White metal brushed cold against Alisabeth on all sides, fixed about her by three sets of paws: the tiny prickling ones of the Rook; the giant clawed ones of the Knight; and, in turns, the soft white ones of Taxis. The ceremonial armour was miraculous in its fit; it was as if it had been designed just for her. The pauldrons were heavy but well suited around her shoulders; each panel of the legs—the cuisses, the poleyn, the greaves, and the boots—measured to her height; the gorget fit precisely around her thin neck. Each crest glinted with raised lines, and each corner sharpened to whitened points, like pikes, like spires.
Alice stood or raised her arms or knelt as the three field creatures commanded, mute and obedient. It was all passing as if a dream—a nightmare. She hoped it was. She hoped she would finally wake up, after all this time, these days, this horror—and yet, she knew she wouldn’t. She was awake and alive. That, she could feel for certain: even now, her heartbeat pounded against her breastplate, beating within like a great hammer inside of a bell, knolling.
Someone was reaching something up towards his face: Taxis’ hands, with a visor much like the Rook and Knight’s. Alisabeth blinked, some consciousness of his body and wakefulness coming back to him with the proximity of the thing, but the slatted metal garment hesitated before his brow. Rather than being affixed straightway like all the rest, it fell back to Taxis’ grip. Revealed by its fallen position was the White Order rabbit herself, her face troubled, though not by terror of the underwocks or bewilderment at being saved or anxiety of that very Order she belonged to, but by worry—worry which stared up at Alice. “We probably won’t see each other again after this,” she murmured.
Alisabeth’s brow gathered, though his view of the world remained somewhat unreal. “So you think I’m going to die,” he said, “out there, against the Underwocky Queen? You think I can’t kill her after all?”
“No, no,” she sighed. “I know rightly now: you are truly the bonny boy in blue and white. You are truly our future queen. The High Templar has more than proved the uselessness in doubting the prophecy, and that the Tasseographer would even deign to see you, change you out of those filthy clothes, give you the armour—! Yes, it is certainly true. You will kill that dreadful Queen. But I…” Taxis fell silent for a moment. She had never been lost for words before, but it seemed she was now. After a moment she inhaled, whispering, “I have this… this awful sensation already in me when I think of it. Fear? I have never feared losing a fellow soldier before, and I know you won’t be lost—not in that way—and yet, now that I know I will never see you again, I… I cannot help but feel that something terrible will happen.
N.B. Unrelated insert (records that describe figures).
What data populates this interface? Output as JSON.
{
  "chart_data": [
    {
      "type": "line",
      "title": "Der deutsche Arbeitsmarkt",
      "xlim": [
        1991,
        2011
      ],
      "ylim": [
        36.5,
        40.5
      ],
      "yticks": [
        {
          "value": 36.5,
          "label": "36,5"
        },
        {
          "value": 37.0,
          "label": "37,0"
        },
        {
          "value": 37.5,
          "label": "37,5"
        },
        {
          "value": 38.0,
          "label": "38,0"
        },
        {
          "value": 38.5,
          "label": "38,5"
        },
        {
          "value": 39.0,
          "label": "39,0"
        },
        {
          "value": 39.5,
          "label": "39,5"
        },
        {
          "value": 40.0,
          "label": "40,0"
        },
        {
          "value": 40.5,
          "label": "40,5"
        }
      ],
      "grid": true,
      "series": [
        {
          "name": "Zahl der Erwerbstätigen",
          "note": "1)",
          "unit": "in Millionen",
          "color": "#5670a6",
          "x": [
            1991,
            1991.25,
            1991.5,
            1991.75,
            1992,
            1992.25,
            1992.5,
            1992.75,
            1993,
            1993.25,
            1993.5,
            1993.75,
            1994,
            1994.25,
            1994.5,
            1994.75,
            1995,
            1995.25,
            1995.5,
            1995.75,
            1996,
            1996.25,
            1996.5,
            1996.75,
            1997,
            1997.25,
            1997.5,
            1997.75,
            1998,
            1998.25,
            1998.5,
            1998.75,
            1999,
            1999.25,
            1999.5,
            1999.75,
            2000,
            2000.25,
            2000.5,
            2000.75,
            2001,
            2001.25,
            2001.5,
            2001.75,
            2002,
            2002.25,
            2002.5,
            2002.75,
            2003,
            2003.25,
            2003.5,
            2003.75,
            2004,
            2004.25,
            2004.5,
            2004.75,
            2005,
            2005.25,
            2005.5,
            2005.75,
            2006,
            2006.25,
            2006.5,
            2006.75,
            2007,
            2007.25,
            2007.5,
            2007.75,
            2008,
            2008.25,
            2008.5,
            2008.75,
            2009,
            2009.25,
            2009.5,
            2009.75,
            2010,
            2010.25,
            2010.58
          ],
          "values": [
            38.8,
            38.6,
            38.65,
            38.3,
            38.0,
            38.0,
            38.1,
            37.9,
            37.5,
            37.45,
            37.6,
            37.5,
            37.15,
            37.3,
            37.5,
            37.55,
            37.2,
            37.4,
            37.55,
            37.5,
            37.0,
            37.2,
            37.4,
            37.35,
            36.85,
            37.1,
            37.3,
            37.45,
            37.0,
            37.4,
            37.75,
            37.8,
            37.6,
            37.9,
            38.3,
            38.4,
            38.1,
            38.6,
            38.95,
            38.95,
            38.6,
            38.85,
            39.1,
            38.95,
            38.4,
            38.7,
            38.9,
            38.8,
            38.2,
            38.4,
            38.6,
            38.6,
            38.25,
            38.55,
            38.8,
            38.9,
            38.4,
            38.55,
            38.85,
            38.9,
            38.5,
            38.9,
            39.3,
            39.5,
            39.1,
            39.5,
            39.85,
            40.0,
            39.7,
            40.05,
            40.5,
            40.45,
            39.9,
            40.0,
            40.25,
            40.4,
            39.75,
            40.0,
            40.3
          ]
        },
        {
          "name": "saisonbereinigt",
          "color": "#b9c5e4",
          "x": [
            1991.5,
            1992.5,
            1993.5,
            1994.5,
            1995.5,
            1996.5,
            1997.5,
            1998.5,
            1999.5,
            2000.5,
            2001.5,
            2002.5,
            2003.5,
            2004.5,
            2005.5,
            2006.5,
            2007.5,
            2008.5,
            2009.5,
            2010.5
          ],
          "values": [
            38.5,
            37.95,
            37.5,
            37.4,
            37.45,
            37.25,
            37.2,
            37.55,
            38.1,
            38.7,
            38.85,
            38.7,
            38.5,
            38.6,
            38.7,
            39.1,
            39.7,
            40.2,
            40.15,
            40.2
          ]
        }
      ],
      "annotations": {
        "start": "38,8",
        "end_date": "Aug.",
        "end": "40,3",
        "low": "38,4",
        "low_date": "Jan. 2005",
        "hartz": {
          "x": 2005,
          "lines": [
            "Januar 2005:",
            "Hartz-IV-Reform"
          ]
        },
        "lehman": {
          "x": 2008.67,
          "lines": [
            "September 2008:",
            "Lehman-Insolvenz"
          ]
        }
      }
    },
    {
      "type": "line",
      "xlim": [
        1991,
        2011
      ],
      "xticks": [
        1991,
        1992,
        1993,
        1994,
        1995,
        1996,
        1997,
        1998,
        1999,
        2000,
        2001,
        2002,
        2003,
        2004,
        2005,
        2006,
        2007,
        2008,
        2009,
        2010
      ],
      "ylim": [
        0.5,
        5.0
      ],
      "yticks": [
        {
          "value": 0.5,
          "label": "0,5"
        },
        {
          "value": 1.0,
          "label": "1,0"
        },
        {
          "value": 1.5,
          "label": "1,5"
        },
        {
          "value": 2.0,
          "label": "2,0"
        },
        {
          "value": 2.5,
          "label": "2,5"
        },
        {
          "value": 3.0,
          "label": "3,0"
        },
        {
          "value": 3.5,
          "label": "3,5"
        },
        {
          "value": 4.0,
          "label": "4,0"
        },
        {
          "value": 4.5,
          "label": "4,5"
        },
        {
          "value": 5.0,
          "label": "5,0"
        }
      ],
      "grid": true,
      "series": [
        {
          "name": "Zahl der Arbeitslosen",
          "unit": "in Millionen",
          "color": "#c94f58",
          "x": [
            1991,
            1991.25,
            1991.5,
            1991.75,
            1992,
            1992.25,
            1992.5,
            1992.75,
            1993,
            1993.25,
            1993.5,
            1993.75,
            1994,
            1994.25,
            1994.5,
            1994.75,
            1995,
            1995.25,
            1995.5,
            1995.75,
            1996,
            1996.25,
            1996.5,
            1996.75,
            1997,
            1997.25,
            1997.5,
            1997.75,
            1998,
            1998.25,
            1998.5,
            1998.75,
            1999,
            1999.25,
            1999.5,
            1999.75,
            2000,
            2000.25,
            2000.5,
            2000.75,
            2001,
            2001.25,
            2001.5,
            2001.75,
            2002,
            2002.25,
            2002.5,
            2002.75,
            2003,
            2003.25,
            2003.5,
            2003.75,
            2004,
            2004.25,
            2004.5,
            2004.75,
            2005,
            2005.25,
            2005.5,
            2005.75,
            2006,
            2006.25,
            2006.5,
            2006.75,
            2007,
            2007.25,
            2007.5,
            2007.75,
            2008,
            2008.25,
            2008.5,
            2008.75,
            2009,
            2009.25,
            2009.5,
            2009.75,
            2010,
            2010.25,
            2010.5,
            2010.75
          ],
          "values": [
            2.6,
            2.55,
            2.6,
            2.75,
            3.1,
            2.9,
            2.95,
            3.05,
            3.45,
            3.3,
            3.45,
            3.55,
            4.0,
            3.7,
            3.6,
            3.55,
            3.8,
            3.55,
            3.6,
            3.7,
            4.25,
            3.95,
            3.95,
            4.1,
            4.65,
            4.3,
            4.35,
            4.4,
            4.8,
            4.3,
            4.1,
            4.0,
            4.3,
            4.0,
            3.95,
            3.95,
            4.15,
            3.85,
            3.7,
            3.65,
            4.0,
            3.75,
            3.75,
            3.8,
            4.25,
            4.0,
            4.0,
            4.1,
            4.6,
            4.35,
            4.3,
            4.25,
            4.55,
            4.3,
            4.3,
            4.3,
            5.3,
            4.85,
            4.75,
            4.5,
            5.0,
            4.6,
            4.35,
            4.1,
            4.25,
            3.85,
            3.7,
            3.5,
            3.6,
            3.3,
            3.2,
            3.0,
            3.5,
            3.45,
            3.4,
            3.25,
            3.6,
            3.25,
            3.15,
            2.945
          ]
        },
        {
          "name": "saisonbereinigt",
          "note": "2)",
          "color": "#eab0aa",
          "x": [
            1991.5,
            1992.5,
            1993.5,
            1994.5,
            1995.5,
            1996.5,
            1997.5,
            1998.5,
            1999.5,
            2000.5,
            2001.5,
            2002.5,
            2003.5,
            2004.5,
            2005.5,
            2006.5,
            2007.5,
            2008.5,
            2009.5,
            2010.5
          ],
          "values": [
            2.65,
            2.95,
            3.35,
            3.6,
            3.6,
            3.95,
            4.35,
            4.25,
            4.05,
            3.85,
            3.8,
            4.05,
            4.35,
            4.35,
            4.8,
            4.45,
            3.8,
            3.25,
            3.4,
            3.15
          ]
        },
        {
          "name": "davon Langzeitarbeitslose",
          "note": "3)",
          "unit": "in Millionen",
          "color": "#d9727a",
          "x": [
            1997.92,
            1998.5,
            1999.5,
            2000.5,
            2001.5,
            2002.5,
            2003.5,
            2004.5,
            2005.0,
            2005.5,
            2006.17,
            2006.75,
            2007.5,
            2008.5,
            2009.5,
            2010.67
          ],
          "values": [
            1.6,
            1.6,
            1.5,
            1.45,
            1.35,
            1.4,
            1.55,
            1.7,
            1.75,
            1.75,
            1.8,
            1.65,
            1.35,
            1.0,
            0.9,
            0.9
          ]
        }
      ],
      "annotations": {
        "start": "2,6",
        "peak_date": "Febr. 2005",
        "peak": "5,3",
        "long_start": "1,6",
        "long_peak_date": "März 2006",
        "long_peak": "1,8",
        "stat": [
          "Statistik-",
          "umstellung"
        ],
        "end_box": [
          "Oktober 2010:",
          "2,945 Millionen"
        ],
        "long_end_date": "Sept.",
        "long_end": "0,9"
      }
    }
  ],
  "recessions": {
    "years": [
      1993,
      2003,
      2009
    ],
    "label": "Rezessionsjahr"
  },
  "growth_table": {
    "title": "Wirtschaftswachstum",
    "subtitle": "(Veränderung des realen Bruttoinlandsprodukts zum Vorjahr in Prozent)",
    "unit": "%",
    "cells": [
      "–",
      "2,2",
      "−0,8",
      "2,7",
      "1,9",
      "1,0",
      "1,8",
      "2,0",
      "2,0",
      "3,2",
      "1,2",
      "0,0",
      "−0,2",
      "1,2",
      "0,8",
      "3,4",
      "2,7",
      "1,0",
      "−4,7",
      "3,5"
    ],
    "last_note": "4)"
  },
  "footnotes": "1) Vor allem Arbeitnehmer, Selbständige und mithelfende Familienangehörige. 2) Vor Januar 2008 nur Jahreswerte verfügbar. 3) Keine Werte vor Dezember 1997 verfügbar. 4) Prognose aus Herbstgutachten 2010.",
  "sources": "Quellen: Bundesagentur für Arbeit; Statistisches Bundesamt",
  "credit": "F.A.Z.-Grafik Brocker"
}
It’s inescapably true: oh, dread is wracking my entire body!”
Alisabeth only wished she could reach out to her. She wished she could hold the small rabbit and lie to her. She wished she could hug the soft white and creamy brown velvet which always felt the warmest, which was now cold with death and yet which was just there—just there, and needing the reciprocation of the comfort it had once given to Alice herself, even if the comfort was hollow. But her arms were bound in white metal and black clawed paws. All she could do was gaze back and say, “Please don’t worry so. I feel you’re right—we probably won’t see each other again. But I’ll be fine. And… I suppose I’ll miss you.”
Taxis’ own gaze fell to the visor in her paws for a moment. She then reached up once more, affixing the visor over Alisabeth’s face. “I suppose I’ll miss you too.”
With a flick of the visor down over Alice’s eyes, her rabbit was gone, shuttered out by darkness—blackness. Blackness that suddenly swam before her eyes, writhing into red and blue and yellow, into a twisted grin just inches from her face, it seemed. The breath flew from her mouth at once and wouldn’t come back in. She couldn’t breathe. No… no!
The stolen breath coalesced behind the Moonman’s grin, slithered out from it in terrible words: “This armour has been the casket of many queens before you, boy… you should consider it merely a rental.”
Alisabeth could feel her arms; they were free now. She wrenched them from whatever darkness had surrounded her, shoved the visor up from her face. All the black colour disappeared as suddenly as it came on, replaced by the same white marble fitting room as before, though everyone—the Rook, the Knight, and Taxis—were gone now. All there was was herself and her shovel, newly polished and sharpened, against the wall.
He stood from where he knelt, white metal clacking around him with each laden step. He hesitated before the keen steel thing, following the blade with his eyes—the blade which would soon again bathe in red, which would decapitate, which would kill: the underwocks, those things that seemed the only avenue to true death and rest; their Queen, statuesque and shadowed and living; and perhaps, in some way, himself. Taxis was right in more ways than just one: something terrible would happen. As he took up the shovel in his armoured and gloved hand, he sealed that fate.